Pirates' Steven Brault works to emerge from recent struggles
Approached by a group of reporters late Tuesday night, Steven Brault braced for what was coming.
“This should be fun,” the affable Pirates lefthander said, sarcastically.
It usually isn’t when you’re on the kind of run Brault is right now.
Over his past six outings covering these most recent two weeks, Brault has allowed 21 baserunners in seven innings pitched. Things really came to a head Tuesday when six consecutive Washington batters reached against Brault, turning a 2-0 deficit into a five-run laugher for the Nationals.
“Three of the last four outings, his command’s been off,” manager Clint Hurdle said. “I don’t have an (explanation) for it right now.”
Actually, Hurdle was giving Brault too much credit. The lefty has walked seven batters over his past six outings, including at least one in five of the six. Just 56 percent of his pitches have been strikes in that time. Tuesday, he walked three; two on four pitches and two with the bases loaded.

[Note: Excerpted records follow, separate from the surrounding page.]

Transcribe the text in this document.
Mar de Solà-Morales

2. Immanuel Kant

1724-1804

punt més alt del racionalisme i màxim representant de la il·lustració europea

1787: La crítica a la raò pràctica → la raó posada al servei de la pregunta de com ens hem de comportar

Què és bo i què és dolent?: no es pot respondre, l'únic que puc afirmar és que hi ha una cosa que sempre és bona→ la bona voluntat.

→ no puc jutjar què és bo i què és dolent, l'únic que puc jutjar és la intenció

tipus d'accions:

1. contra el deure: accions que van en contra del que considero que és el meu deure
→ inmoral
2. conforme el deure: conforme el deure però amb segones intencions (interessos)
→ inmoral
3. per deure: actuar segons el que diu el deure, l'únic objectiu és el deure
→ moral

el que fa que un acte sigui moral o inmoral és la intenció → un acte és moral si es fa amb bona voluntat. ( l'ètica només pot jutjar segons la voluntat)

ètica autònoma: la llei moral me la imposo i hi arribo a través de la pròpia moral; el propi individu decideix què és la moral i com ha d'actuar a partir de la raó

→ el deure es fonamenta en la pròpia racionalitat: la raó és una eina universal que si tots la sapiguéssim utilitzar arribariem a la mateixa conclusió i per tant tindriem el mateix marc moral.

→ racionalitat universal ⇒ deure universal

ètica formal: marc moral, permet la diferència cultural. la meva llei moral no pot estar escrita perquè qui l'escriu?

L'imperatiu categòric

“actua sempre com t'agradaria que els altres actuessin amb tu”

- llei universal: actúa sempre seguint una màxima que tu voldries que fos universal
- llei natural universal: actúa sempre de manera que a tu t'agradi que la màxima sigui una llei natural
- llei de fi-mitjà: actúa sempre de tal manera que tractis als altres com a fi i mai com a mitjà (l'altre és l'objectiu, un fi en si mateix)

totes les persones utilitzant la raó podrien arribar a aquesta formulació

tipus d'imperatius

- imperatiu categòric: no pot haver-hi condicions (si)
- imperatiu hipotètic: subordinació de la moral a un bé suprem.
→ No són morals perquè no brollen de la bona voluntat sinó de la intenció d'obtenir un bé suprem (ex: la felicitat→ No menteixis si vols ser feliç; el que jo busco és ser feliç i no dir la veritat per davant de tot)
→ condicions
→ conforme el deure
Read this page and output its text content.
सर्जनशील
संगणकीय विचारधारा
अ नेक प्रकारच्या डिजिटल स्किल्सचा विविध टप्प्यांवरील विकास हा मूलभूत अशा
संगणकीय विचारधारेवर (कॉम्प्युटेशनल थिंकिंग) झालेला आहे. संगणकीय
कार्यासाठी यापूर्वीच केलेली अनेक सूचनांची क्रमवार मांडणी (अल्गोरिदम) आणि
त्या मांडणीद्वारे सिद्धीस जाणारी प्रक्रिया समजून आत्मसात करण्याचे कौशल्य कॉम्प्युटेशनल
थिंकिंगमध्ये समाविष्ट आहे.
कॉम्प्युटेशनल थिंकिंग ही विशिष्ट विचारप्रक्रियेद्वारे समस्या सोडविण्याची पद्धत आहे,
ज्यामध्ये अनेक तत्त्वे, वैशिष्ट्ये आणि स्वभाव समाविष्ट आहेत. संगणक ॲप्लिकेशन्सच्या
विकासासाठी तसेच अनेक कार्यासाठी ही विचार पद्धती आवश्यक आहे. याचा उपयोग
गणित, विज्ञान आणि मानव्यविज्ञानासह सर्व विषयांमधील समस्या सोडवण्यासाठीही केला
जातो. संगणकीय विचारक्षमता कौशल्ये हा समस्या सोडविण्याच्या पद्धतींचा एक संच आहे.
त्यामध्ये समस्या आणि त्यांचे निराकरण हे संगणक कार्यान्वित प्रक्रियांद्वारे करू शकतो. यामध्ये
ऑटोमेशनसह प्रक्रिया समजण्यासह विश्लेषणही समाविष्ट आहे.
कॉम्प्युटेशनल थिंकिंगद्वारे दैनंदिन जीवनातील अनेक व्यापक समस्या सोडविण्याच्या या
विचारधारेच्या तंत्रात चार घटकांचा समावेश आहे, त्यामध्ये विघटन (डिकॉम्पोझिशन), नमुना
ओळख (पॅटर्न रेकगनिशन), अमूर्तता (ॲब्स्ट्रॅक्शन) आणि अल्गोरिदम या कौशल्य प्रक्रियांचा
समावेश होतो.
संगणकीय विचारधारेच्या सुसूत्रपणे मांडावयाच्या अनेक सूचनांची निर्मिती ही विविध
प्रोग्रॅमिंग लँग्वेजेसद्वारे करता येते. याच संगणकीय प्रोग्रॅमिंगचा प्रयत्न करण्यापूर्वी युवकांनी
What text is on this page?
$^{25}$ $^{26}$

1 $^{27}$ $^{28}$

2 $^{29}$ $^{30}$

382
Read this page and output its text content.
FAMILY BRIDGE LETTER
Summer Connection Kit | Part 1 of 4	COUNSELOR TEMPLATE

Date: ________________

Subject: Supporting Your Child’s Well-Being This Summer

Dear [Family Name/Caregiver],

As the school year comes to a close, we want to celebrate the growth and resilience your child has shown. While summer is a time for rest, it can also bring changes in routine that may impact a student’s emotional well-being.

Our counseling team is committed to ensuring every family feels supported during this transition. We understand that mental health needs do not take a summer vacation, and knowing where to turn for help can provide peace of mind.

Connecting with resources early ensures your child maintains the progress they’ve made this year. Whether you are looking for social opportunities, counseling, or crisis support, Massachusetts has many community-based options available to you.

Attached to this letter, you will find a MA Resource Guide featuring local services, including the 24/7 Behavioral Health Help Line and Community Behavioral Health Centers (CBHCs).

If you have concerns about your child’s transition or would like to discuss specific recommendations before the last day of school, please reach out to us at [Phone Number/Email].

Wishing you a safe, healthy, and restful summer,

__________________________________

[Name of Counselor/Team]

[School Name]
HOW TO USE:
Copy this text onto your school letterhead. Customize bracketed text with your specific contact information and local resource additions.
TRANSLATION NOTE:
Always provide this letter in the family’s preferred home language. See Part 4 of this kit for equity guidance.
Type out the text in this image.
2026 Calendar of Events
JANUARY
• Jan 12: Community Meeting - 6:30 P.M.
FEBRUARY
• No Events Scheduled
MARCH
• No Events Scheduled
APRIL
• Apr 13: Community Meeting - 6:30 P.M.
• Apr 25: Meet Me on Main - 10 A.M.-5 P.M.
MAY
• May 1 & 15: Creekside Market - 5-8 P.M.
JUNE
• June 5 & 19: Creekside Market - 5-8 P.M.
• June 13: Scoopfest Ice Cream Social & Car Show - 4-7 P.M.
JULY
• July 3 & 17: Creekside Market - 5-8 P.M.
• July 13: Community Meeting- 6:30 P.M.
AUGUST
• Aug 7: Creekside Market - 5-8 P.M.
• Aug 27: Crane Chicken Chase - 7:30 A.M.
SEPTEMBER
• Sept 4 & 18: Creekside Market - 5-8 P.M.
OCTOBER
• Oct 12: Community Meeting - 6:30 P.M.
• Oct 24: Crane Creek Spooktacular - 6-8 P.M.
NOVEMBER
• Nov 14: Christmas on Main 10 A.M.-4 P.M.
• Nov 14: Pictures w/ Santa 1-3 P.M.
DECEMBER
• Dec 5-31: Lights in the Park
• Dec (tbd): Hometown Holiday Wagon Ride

“Right now, the command is not where it needs to be,” Brault said. “And we have been working on just getting the consistency.
“When it comes to command, it’s small, small adjustments that have to be made. It’s not a big mechanical thing, it’s not a big mental thing— it just needs to be looked at, analyzed, and fixed. So that’s what we are going to do (this week).”
Not a moment too soon for Brault if he’s going to hang onto his role in the Pirates’ bullpen.
Brault has been passed by most of the other arms in the relievers’ pecking order. His short outing Tuesday clearly irked Hurdle, who uncharacteristically openly complained that Brault’s poor effort cost him valuable bullpen arms with an early-afternoon game the next day and a six-games-in-five-days stretch ahead.
“Brault was in there to get us some length,” Hurdle said. “…Just a tough outing… It complicates things (in bullpen management).”
The bright side, Brault said, is that what is ailing him is a relatively easy fix: he’s missing low, which is better than missing high or wide.
“It means you’re getting on top of the ball, it means you’re getting a decent release,” he said. “It’s just the full command is not here…
“When it comes down to it, walking guys is about getting ahead of people. People aren’t going to be taking as comfortable as swings or as comfortable of takes when you’re getting ahead. So it’s just important to be in front of hitters, and I haven’t been doing that recently.”